Crises allow government to expand their influence under the pretense of solving problems.  Now Treasury Secretary Henry Paulson wants the authority to dole out $700 billion dollars as he pleases - an authority which is being called unconstitutional.

I say, rather than that, bring on the crisis.

Recall that we’ve been bailing out people already.  As tends to be with these kinds of problems, the “solutions” have only lead to the need for more, bigger “solutions.”  We bailed out Freddie Mac and Fannie Mae, and now we need an extra $700 billion dollars?

If that’s the case, why do we call these things bailouts?  They don’t seem to be bailing us out.  And bail ourselves out of what?  Maybe we shouldn’t try to avoid a recession or a bursting of the bubble.  Says OpenMarket.org:

If there is no bailout, the economy may go into a recession, but then it will begin expanding again, and the reckless financial institutions that caused the recession will be punished with losses or bankruptcy.  That’s more or less what happened in the sharp recession of 1920-21, which started out as nasty as the Great Depression, but quickly ended, unlike the Depression, and then gave way to an economic boom, because the government didn’t meddle in the economy, and didn’t bail anyone out.

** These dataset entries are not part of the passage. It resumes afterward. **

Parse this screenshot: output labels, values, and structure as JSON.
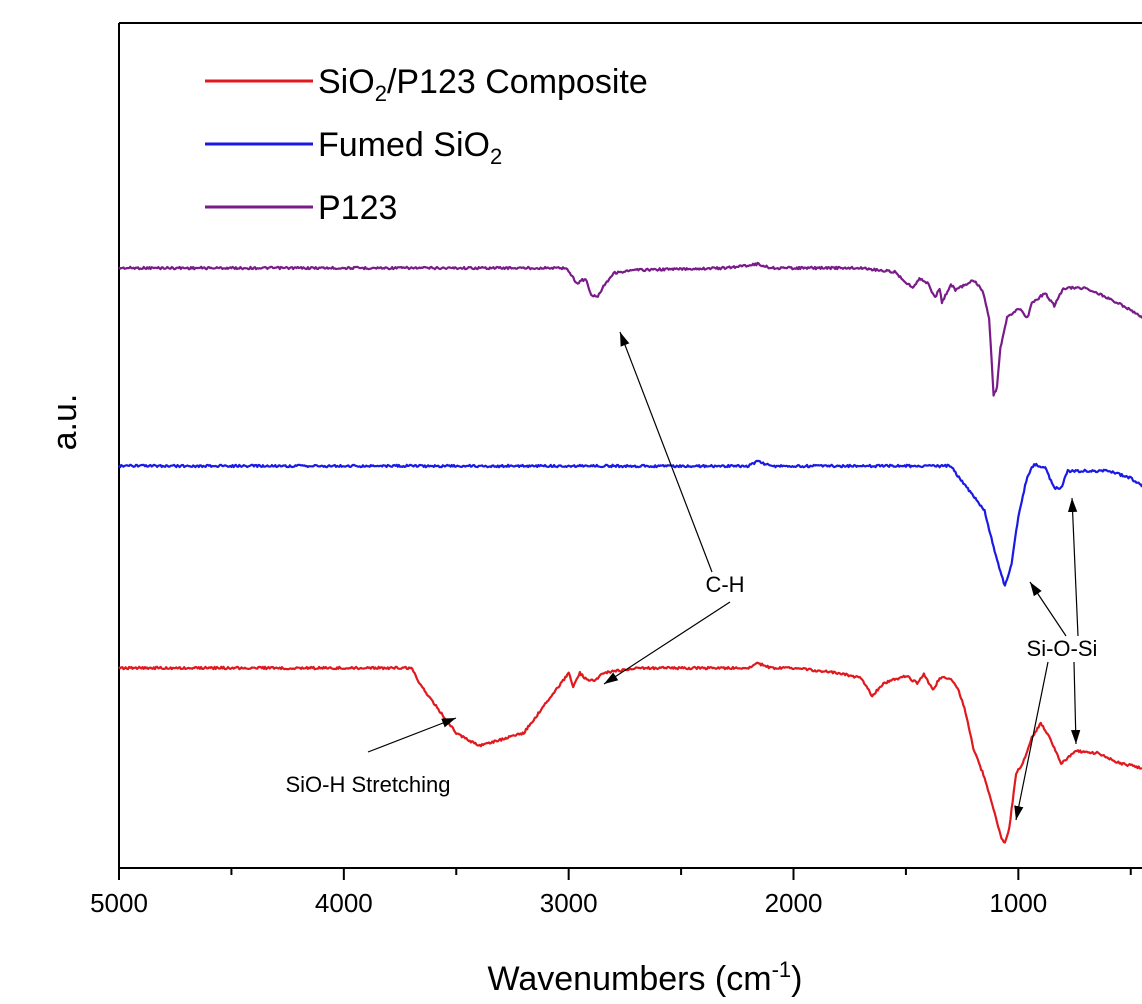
{
  "chart_data": {
    "type": "line",
    "xlabel": "Wavenumbers (cm",
    "xlabel_sup": "-1",
    "xlabel_end": ")",
    "ylabel": "a.u.",
    "xlim": [
      5000,
      450
    ],
    "x_reversed": true,
    "y_scale": "arbitrary (stacked, offset traces)",
    "grid": false,
    "legend_position": "top-left",
    "x_ticks": [
      "5000",
      "4000",
      "3000",
      "2000",
      "1000"
    ],
    "legend": [
      {
        "color": "#e0191e",
        "parts": [
          {
            "t": "SiO"
          },
          {
            "t": "2",
            "sub": true
          },
          {
            "t": "/P123 Composite"
          }
        ]
      },
      {
        "color": "#1a1ae6",
        "parts": [
          {
            "t": "Fumed SiO"
          },
          {
            "t": "2",
            "sub": true
          }
        ]
      },
      {
        "color": "#7a1b8a",
        "parts": [
          {
            "t": "P123"
          }
        ]
      }
    ],
    "series": [
      {
        "name": "P123",
        "color": "#7a1b8a",
        "offset": 2,
        "points": [
          [
            5000,
            0
          ],
          [
            3100,
            0
          ],
          [
            3010,
            0
          ],
          [
            2980,
            -0.1
          ],
          [
            2960,
            -0.16
          ],
          [
            2945,
            -0.12
          ],
          [
            2920,
            -0.12
          ],
          [
            2900,
            -0.28
          ],
          [
            2870,
            -0.28
          ],
          [
            2845,
            -0.18
          ],
          [
            2800,
            -0.05
          ],
          [
            2700,
            -0.02
          ],
          [
            2500,
            -0.01
          ],
          [
            2300,
            0
          ],
          [
            2160,
            0.04
          ],
          [
            2100,
            0
          ],
          [
            2000,
            0
          ],
          [
            1700,
            0
          ],
          [
            1550,
            -0.04
          ],
          [
            1470,
            -0.2
          ],
          [
            1440,
            -0.1
          ],
          [
            1400,
            -0.16
          ],
          [
            1370,
            -0.3
          ],
          [
            1350,
            -0.2
          ],
          [
            1340,
            -0.35
          ],
          [
            1300,
            -0.16
          ],
          [
            1280,
            -0.22
          ],
          [
            1240,
            -0.17
          ],
          [
            1200,
            -0.12
          ],
          [
            1160,
            -0.22
          ],
          [
            1130,
            -0.5
          ],
          [
            1110,
            -1.28
          ],
          [
            1095,
            -1.2
          ],
          [
            1080,
            -0.8
          ],
          [
            1050,
            -0.5
          ],
          [
            1000,
            -0.4
          ],
          [
            960,
            -0.5
          ],
          [
            940,
            -0.35
          ],
          [
            880,
            -0.25
          ],
          [
            840,
            -0.38
          ],
          [
            800,
            -0.2
          ],
          [
            700,
            -0.2
          ],
          [
            600,
            -0.3
          ],
          [
            500,
            -0.42
          ],
          [
            450,
            -0.5
          ]
        ]
      },
      {
        "name": "Fumed SiO2",
        "color": "#1a1ae6",
        "offset": 1,
        "points": [
          [
            5000,
            0
          ],
          [
            3500,
            0
          ],
          [
            3000,
            0
          ],
          [
            2500,
            0
          ],
          [
            2200,
            0
          ],
          [
            2160,
            0.05
          ],
          [
            2100,
            0
          ],
          [
            2000,
            0
          ],
          [
            1500,
            0
          ],
          [
            1300,
            0
          ],
          [
            1270,
            -0.1
          ],
          [
            1200,
            -0.3
          ],
          [
            1150,
            -0.45
          ],
          [
            1100,
            -0.9
          ],
          [
            1060,
            -1.2
          ],
          [
            1030,
            -0.98
          ],
          [
            1000,
            -0.5
          ],
          [
            960,
            -0.1
          ],
          [
            930,
            0.02
          ],
          [
            880,
            -0.02
          ],
          [
            860,
            -0.12
          ],
          [
            840,
            -0.22
          ],
          [
            810,
            -0.22
          ],
          [
            780,
            -0.05
          ],
          [
            700,
            -0.05
          ],
          [
            600,
            -0.05
          ],
          [
            500,
            -0.12
          ],
          [
            450,
            -0.2
          ]
        ]
      },
      {
        "name": "SiO2/P123 Composite",
        "color": "#e0191e",
        "offset": 0,
        "points": [
          [
            5000,
            0
          ],
          [
            3700,
            0
          ],
          [
            3650,
            -0.2
          ],
          [
            3500,
            -0.65
          ],
          [
            3400,
            -0.78
          ],
          [
            3200,
            -0.65
          ],
          [
            3050,
            -0.2
          ],
          [
            3000,
            -0.05
          ],
          [
            2980,
            -0.18
          ],
          [
            2950,
            -0.05
          ],
          [
            2920,
            -0.12
          ],
          [
            2880,
            -0.12
          ],
          [
            2850,
            -0.05
          ],
          [
            2700,
            0
          ],
          [
            2400,
            0
          ],
          [
            2200,
            0
          ],
          [
            2160,
            0.05
          ],
          [
            2100,
            0
          ],
          [
            2000,
            0
          ],
          [
            1800,
            -0.05
          ],
          [
            1700,
            -0.1
          ],
          [
            1650,
            -0.28
          ],
          [
            1600,
            -0.15
          ],
          [
            1500,
            -0.08
          ],
          [
            1450,
            -0.15
          ],
          [
            1420,
            -0.06
          ],
          [
            1380,
            -0.22
          ],
          [
            1350,
            -0.1
          ],
          [
            1300,
            -0.1
          ],
          [
            1270,
            -0.2
          ],
          [
            1240,
            -0.4
          ],
          [
            1200,
            -0.8
          ],
          [
            1150,
            -1.1
          ],
          [
            1100,
            -1.5
          ],
          [
            1075,
            -1.7
          ],
          [
            1060,
            -1.75
          ],
          [
            1040,
            -1.6
          ],
          [
            1010,
            -1.05
          ],
          [
            980,
            -0.95
          ],
          [
            940,
            -0.7
          ],
          [
            900,
            -0.55
          ],
          [
            860,
            -0.7
          ],
          [
            810,
            -0.95
          ],
          [
            790,
            -0.92
          ],
          [
            750,
            -0.83
          ],
          [
            650,
            -0.85
          ],
          [
            550,
            -0.95
          ],
          [
            450,
            -1
          ]
        ]
      }
    ],
    "annotations": [
      {
        "text": "C-H"
      },
      {
        "text": "Si-O-Si"
      },
      {
        "text": "SiO-H Stretching"
      }
    ]
  }
}
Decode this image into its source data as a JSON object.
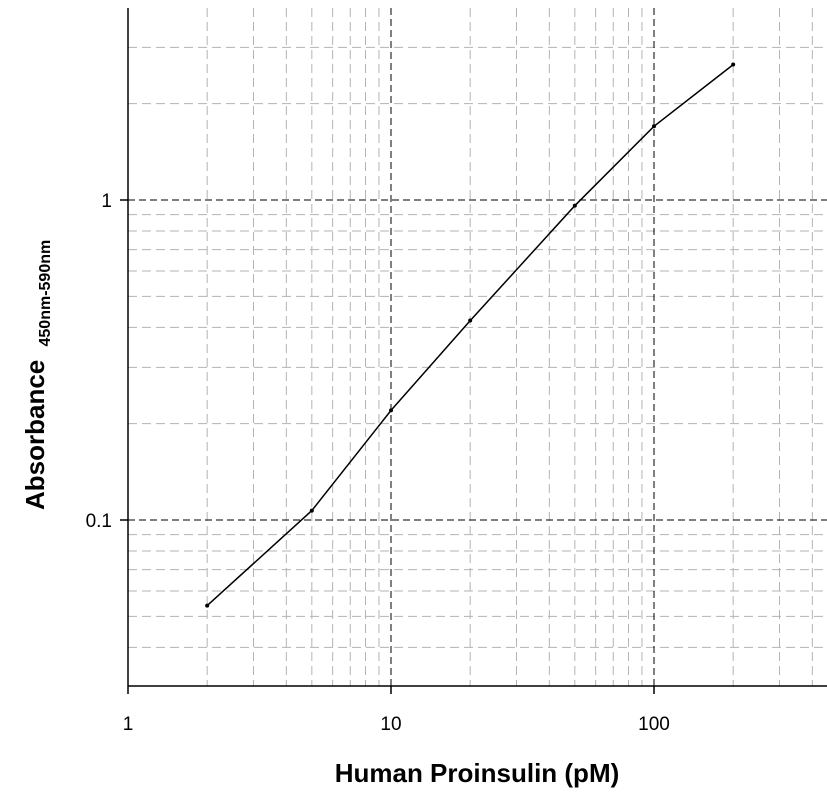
{
  "chart_data": {
    "type": "line",
    "title": "",
    "xlabel": "Human Proinsulin (pM)",
    "ylabel": "Absorbance",
    "ylabel_subscript": "450nm-590nm",
    "x_scale": "log",
    "y_scale": "log",
    "xlim": [
      1,
      400
    ],
    "ylim": [
      0.03,
      3.9
    ],
    "x_ticks": [
      1,
      10,
      100
    ],
    "x_tick_labels": [
      "1",
      "10",
      "100"
    ],
    "y_ticks": [
      0.1,
      1
    ],
    "y_tick_labels": [
      "0.1",
      "1"
    ],
    "grid": true,
    "legend": "none",
    "series": [
      {
        "x": [
          2,
          5,
          10,
          20,
          50,
          100,
          200
        ],
        "y": [
          0.054,
          0.107,
          0.22,
          0.42,
          0.96,
          1.7,
          2.65
        ]
      }
    ],
    "colors": {
      "line": "#000000",
      "major_grid": "#000000",
      "minor_grid": "#b3b3b3"
    }
  }
}
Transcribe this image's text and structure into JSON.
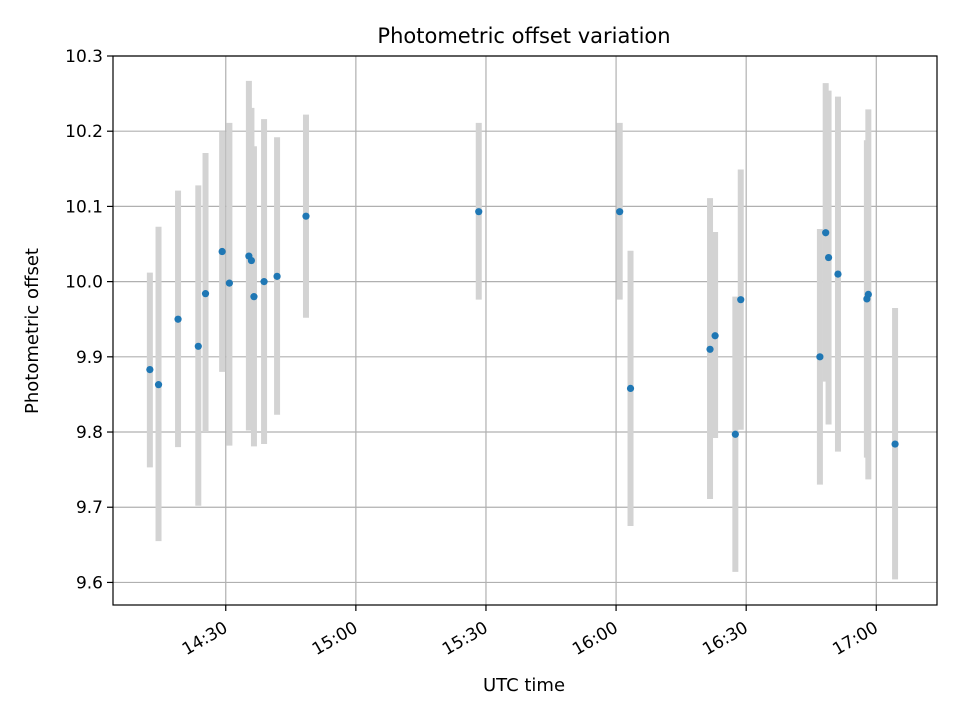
{
  "chart_data": {
    "type": "scatter",
    "title": "Photometric offset variation",
    "xlabel": "UTC time",
    "ylabel": "Photometric offset",
    "xlim": [
      "14:04",
      "17:14"
    ],
    "ylim": [
      9.57,
      10.3
    ],
    "x_ticks": [
      "14:30",
      "15:00",
      "15:30",
      "16:00",
      "16:30",
      "17:00"
    ],
    "y_ticks": [
      "9.6",
      "9.7",
      "9.8",
      "9.9",
      "10.0",
      "10.1",
      "10.2",
      "10.3"
    ],
    "grid": true,
    "marker_color": "#1f77b4",
    "errorbar_color": "#d3d3d3",
    "points": [
      {
        "x": "14:12:30",
        "y": 9.883,
        "lo": 9.753,
        "hi": 10.012
      },
      {
        "x": "14:14:30",
        "y": 9.863,
        "lo": 9.655,
        "hi": 10.073
      },
      {
        "x": "14:19:00",
        "y": 9.95,
        "lo": 9.78,
        "hi": 10.121
      },
      {
        "x": "14:23:40",
        "y": 9.914,
        "lo": 9.702,
        "hi": 10.128
      },
      {
        "x": "14:25:20",
        "y": 9.984,
        "lo": 9.8,
        "hi": 10.171
      },
      {
        "x": "14:29:10",
        "y": 10.04,
        "lo": 9.88,
        "hi": 10.2
      },
      {
        "x": "14:30:50",
        "y": 9.998,
        "lo": 9.782,
        "hi": 10.211
      },
      {
        "x": "14:35:20",
        "y": 10.034,
        "lo": 9.802,
        "hi": 10.267
      },
      {
        "x": "14:35:55",
        "y": 10.028,
        "lo": 9.825,
        "hi": 10.231
      },
      {
        "x": "14:36:30",
        "y": 9.98,
        "lo": 9.781,
        "hi": 10.18
      },
      {
        "x": "14:38:50",
        "y": 10.0,
        "lo": 9.784,
        "hi": 10.216
      },
      {
        "x": "14:41:50",
        "y": 10.007,
        "lo": 9.823,
        "hi": 10.192
      },
      {
        "x": "14:48:30",
        "y": 10.087,
        "lo": 9.952,
        "hi": 10.222
      },
      {
        "x": "15:28:20",
        "y": 10.093,
        "lo": 9.976,
        "hi": 10.211
      },
      {
        "x": "16:00:50",
        "y": 10.093,
        "lo": 9.976,
        "hi": 10.211
      },
      {
        "x": "16:03:20",
        "y": 9.858,
        "lo": 9.675,
        "hi": 10.041
      },
      {
        "x": "16:21:40",
        "y": 9.91,
        "lo": 9.711,
        "hi": 10.111
      },
      {
        "x": "16:22:50",
        "y": 9.928,
        "lo": 9.792,
        "hi": 10.066
      },
      {
        "x": "16:27:30",
        "y": 9.797,
        "lo": 9.614,
        "hi": 9.98
      },
      {
        "x": "16:28:45",
        "y": 9.976,
        "lo": 9.803,
        "hi": 10.149
      },
      {
        "x": "16:47:00",
        "y": 9.9,
        "lo": 9.73,
        "hi": 10.07
      },
      {
        "x": "16:48:20",
        "y": 10.065,
        "lo": 9.867,
        "hi": 10.264
      },
      {
        "x": "16:49:00",
        "y": 10.032,
        "lo": 9.81,
        "hi": 10.254
      },
      {
        "x": "16:51:10",
        "y": 10.01,
        "lo": 9.774,
        "hi": 10.246
      },
      {
        "x": "16:57:50",
        "y": 9.977,
        "lo": 9.766,
        "hi": 10.188
      },
      {
        "x": "16:58:10",
        "y": 9.983,
        "lo": 9.737,
        "hi": 10.229
      },
      {
        "x": "17:04:20",
        "y": 9.784,
        "lo": 9.604,
        "hi": 9.965
      }
    ]
  }
}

There’s been talk about the “greed” of Wall Street and, perhaps, many are assuming that de-regulation was the problem in the first place.

But what’s so free market about a mortgage bubble that included artificial government variables - like the pressure to loan to low-income families who couldn’t afford to pay the loan back?  Both Bill Clinton and George W. Bush were going after high ownership rates that turned out to be artificially inflated.

Then, when the people making the loans start to go under, the same government is protecting them from failure.  Does that sound particularly free market to you?